The medium-sized enterprise can be a challenging environment for the IT professional. These businesses have typically reached a point of maturity where they need dedicated servers to perform critical operations like email, financials and business production. For many mid-sized organizations, the standard disk that originally came in the server can no longer deliver the kind of performance needed to support these business-critical applications. This scenario will often prompt the IT team to investigate alternatives like 15K SAS drives or internal drives that are striped to increase performance. They may also look at faster external storage arrays.

While these upgrade options may make sense in some cases, there are challenges to improving the performance of servers with existing internally mounted storage--the primary one being implementation. The first option is to simply replace the existing internal storage with faster disk drives. This scenario entails a disk controller upgrade plus the need to back up and restore all the data. Another option would be to purchase external storage and then have the data migrated to it. While this is a more straightforward approach, it’s substantially more expensive than internally mounted drives. A final option is to implement a SAN and share that storage across multiple servers. While there are plenty of reasons to implement shared storage, there’s a cost and complexity associated with it. If the primary goal is to improve the performance of a few specific applications, shared storage may be overkill.

The biggest drawback to the above mentioned implementation scenarios is that there’s no guarantee that server performance will be substantially improved, especially when simply replacing old hard disk drives (HDDs) with new ones that are only slightly faster. Similarly, an external storage solution may be shareable and more upgradeable but the underlying storage technology, mechanical HDDs, are still essentially the same—and so are their performance constraints.


Instead of relying on traditional spinning disk technology to upgrade performance, a better solution could be to augment the current server environment with internal SSDs. The medium-sized enterprise may be the ideal candidate for today's server-based SSD technology, as many of these businesses are experiencing performance constraints but not necessarily capacity issues. SSDs can be an effective method for ‘bumping up’ storage performance, especially IOPS, without adding capacity, which is often the case with HDD-based solutions. Installing SSDs in servers can provide a significant performance increase precisely where it’s needed.

An ideal use case for server-based SSDs is an enterprise looking to increase performance over capacity in a finite set of servers. For example, Micron Technology’s RealSSD™ P300 SSD generates 16,000 write IOPS as compared to a 15K RPM SAS hard drive, which generates only about 350 IOPS. Unlike the various storage options listed above, this performance boost can be added with minimal disruption, if any, to the server.

Performance Bottlenecks

When considering SSDs, it’s important to understand the root cause of many performance bottlenecks. Often, these problems are caused by a few proportionately small files, not one big file. For example, these could be log files that track the transactions of a database or email application, or small files that are constantly being read from and written to. The other common culprit is swap files used by operating systems and applications when physical RAM has been completely allocated. As is the case with log files, these are typically small files that have very active read/write patterns.

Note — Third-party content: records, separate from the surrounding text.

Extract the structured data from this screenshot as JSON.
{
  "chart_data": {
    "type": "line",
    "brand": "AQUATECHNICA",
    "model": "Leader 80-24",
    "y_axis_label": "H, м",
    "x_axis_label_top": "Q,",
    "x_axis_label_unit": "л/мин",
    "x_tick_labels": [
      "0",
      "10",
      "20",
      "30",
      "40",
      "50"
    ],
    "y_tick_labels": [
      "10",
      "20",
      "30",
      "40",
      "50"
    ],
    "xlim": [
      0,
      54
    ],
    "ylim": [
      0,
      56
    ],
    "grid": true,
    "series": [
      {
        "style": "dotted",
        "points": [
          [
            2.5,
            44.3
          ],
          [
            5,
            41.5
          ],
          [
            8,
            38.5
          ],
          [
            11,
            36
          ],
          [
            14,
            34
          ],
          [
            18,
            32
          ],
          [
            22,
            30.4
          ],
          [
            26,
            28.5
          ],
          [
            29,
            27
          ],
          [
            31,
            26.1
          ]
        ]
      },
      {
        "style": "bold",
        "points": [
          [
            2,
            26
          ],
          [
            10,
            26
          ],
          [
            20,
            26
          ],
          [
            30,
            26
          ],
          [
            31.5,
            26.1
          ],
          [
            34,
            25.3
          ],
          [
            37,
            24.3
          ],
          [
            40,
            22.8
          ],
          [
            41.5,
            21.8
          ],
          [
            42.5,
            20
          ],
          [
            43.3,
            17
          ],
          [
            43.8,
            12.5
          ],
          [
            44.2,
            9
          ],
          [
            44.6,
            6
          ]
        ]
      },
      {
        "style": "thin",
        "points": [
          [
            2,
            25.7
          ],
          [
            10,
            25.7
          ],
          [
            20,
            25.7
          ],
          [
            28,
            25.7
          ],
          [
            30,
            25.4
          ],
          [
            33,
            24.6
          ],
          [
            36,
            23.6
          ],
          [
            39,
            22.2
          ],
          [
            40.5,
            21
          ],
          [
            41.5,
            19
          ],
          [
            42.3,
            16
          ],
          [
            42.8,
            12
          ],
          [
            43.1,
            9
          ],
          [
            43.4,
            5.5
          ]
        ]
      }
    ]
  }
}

SSD technology is an ideal solution for these common read/write storage challenges. For example, a drive like Micron’s RealSSD P300 can be installed into an available slot in the server and the existing HDDs can still be leveraged to store the bulk of the data. The SSD works just like a standard HDD, only faster. Once the drive is formatted, the final step is quite simple--all that’s required is a quick visit to the application or operating system configuration section to change the log file or the swap file over to the new SSD. In some cases there may be a need to restart the application or server, but this is rare.

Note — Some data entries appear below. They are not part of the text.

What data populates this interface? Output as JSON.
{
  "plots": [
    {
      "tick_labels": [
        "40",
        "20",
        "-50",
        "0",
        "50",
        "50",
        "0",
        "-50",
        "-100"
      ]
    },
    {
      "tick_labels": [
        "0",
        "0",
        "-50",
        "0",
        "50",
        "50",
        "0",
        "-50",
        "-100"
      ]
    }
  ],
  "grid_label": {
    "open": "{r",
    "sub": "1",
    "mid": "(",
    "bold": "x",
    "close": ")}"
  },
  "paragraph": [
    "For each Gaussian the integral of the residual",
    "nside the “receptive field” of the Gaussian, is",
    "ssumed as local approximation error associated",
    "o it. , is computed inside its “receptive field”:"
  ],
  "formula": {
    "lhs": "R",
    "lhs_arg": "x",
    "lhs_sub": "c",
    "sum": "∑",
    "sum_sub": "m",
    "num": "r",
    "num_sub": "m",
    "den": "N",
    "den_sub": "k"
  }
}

Implementing SSDs can eliminate storage performance issues in a cost-effective and straightforward manner - with zero data disruption. Another benefit of SSDs, when used in this manner, is that no change is required to the data protection process. The primary data that needs to be protected is where it always was. No special copy jobs or complicated mirroring setups need to be made. The log files and swap files are temporary in nature and don't typically need any special backup procedures.

Evaluating SSDs

It’s important to note that not all SSDs should be created equal. Performance and reliability can vary greatly between manufacturers so it’s important to look for an SSD vendor that builds the SSD, develops and tests the firmware in-house, and designs and manufactures the NAND Flash memory that goes inside. These SSD suppliers, like Micron, have the technical expertise to architect and optimize the drive’s memory, resulting in a higher performing and more reliable device. Also, most enterprise-level SSDs use SLC-based memory, which has significantly higher resiliency to failure than the type of Flash used in consumer products.

When evaluating SSDs, it’s also important to look for performance data produced with the drive’s write cache turned off as this will result in more realistic performance numbers. Additionally, it’s critical to evaluate a drive’s ‘steady state’ performance as opposed to its ‘out of the box’ output in order to get a more accurate measure of the drive’s long-term performance capabilities.


Given the significant IOPS advantage that SSDs provide over traditional disk drives make it a natural solution for today’s storage performance challenges. Additionally, server-based implementation of SSD technology is a straightforward and efficient way to maximize performance where it’s needed—close to the application. The significant IOPS increase coupled with its ease of implementation make it a compelling alternative for medium-sized enterprises that need answers to storage performance problems without the complexity--and uncertain effectiveness--of the hard disk-based alternatives.